The idea that ‘we’, the public, run the NHS ‘collectively’ is a popular illusion. Democratic accountability in the system is so vague and roundabout that it is almost meaningless in practice. There is almost zero overlap between the health policies proposed in general election campaigns and those enacted afterwards. The insistence that ‘the people’ are really in charge is empty rhetoric. The health service is run by the political class, senior bureaucrats and the medical establishment.
More specifically, from the paper:
Under a system of meaningful exit options, patients would not just have had the option to bypass Mid Staffordshire, but funding organisations (e.g. health insurers) would also have had the right to withhold payments, given that Mid Staffordshire was clearly not fulfilling its side of the bargain. A pincer movement of this sort might well have bankrupted the hospital, eventually making room for a more suitable provider. That threat of revenue loss and bankruptcy, not ‘democratic accountability’, is what brings providers’ self-interest into line with patients’ interests.

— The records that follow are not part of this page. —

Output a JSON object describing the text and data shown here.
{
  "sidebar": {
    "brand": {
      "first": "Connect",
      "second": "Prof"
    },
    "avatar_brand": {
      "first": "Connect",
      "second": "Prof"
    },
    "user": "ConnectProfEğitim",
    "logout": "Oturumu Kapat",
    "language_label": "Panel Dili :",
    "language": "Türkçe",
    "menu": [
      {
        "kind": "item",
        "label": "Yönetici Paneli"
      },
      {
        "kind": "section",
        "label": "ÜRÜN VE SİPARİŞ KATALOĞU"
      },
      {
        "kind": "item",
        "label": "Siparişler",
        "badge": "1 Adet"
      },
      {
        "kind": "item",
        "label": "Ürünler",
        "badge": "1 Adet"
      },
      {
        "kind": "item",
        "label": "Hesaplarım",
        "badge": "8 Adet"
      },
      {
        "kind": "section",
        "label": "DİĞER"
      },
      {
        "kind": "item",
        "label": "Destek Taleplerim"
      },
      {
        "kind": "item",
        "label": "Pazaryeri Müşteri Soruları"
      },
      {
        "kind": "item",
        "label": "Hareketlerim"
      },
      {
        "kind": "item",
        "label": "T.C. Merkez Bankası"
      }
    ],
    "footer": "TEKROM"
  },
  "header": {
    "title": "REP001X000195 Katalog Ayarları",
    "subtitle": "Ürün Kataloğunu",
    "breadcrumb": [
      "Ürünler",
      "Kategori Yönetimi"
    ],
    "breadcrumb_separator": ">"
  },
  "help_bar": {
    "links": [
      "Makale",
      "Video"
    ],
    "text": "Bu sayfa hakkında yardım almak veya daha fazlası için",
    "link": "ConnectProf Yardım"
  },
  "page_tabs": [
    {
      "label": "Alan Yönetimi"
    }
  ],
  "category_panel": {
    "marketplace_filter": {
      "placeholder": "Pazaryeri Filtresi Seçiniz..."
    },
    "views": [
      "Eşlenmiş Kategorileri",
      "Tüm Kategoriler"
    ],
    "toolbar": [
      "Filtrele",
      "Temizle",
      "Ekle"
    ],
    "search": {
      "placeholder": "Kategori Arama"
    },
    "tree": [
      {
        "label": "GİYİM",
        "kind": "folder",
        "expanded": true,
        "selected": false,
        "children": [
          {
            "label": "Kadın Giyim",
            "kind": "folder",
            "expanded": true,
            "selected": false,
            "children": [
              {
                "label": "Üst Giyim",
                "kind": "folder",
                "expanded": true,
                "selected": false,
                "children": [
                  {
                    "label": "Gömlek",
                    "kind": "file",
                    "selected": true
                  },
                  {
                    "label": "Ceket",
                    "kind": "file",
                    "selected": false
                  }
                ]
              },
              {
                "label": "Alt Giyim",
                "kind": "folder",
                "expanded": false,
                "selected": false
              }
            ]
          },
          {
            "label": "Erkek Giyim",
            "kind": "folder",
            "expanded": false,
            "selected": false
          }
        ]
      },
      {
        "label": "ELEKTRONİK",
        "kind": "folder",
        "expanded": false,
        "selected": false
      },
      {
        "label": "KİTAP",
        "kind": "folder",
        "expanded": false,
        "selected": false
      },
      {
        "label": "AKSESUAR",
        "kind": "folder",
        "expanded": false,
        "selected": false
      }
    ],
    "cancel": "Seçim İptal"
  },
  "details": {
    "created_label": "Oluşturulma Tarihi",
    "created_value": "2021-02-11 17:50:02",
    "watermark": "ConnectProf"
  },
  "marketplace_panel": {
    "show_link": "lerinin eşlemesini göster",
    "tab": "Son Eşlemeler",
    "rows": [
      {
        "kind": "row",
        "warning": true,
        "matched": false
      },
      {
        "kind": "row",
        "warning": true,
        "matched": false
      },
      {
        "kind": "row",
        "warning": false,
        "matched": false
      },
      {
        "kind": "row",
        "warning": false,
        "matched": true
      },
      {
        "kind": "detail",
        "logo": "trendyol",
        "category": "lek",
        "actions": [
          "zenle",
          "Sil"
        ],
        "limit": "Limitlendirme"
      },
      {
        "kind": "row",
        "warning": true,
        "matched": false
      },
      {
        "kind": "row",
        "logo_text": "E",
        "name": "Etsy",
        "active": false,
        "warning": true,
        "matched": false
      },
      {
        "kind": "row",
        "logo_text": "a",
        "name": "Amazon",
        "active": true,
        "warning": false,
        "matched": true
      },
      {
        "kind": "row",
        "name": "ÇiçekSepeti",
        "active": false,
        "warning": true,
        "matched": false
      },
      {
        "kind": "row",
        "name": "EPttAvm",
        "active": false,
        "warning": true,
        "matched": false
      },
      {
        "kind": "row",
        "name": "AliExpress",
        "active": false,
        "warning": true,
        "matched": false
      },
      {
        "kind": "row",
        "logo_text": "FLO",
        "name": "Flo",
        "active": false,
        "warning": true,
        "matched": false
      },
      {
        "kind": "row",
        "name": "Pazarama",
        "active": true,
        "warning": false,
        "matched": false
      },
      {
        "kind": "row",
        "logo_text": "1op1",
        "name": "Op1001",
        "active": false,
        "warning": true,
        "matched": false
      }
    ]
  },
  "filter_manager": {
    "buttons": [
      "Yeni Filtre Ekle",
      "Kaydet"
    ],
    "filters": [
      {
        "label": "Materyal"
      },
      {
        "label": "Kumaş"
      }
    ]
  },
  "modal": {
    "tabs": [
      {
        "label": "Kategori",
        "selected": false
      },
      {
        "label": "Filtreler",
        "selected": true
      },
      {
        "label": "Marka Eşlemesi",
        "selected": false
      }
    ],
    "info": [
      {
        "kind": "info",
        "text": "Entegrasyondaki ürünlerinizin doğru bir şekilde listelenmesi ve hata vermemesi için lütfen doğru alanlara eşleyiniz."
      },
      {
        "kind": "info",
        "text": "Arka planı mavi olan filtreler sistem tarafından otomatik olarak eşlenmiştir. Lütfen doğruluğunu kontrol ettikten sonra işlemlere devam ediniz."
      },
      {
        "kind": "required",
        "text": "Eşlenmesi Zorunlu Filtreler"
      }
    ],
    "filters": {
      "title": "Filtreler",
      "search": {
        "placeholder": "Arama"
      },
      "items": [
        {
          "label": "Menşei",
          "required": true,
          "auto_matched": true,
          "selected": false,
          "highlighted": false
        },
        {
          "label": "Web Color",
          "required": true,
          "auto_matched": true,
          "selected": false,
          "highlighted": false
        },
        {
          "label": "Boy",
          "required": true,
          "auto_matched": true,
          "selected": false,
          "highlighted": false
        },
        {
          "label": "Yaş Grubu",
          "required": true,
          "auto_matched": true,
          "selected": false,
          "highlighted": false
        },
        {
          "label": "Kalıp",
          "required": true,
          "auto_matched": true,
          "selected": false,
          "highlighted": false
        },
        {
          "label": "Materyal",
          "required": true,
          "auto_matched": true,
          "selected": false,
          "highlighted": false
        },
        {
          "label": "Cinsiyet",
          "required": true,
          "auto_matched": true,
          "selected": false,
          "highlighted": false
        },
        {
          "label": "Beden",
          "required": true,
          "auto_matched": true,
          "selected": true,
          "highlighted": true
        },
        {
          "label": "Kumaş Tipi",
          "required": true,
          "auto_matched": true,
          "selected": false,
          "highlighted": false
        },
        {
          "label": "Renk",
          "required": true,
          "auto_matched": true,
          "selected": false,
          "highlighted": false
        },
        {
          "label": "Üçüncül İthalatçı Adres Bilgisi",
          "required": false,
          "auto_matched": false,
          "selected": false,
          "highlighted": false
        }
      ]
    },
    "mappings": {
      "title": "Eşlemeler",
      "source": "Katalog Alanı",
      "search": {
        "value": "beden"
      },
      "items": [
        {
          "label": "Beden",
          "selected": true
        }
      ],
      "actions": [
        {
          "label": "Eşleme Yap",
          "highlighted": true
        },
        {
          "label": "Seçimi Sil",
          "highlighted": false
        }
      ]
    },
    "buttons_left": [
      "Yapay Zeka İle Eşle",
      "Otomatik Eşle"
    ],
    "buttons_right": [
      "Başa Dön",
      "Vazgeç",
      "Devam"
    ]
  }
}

Niemietz’s findings from both April and December are valuable additions to the accumulating evidence that the NHS is in dire need of reform. His research backs up the most recent OECD report, that found the UK’s quality of healthcare to be “poor to mediocre” and its preventative care measures to be “outstandingly poor”.
Unfortunately, most UK politicians seem deeply committed to maintaining the status quo and providing Brits with substandard care. But slowly, evidence is finding its way into the heart of the healthcare debate, and the successes of market-based systems in Europe can't be ignored much longer, as the NHS continues on to its breaking point.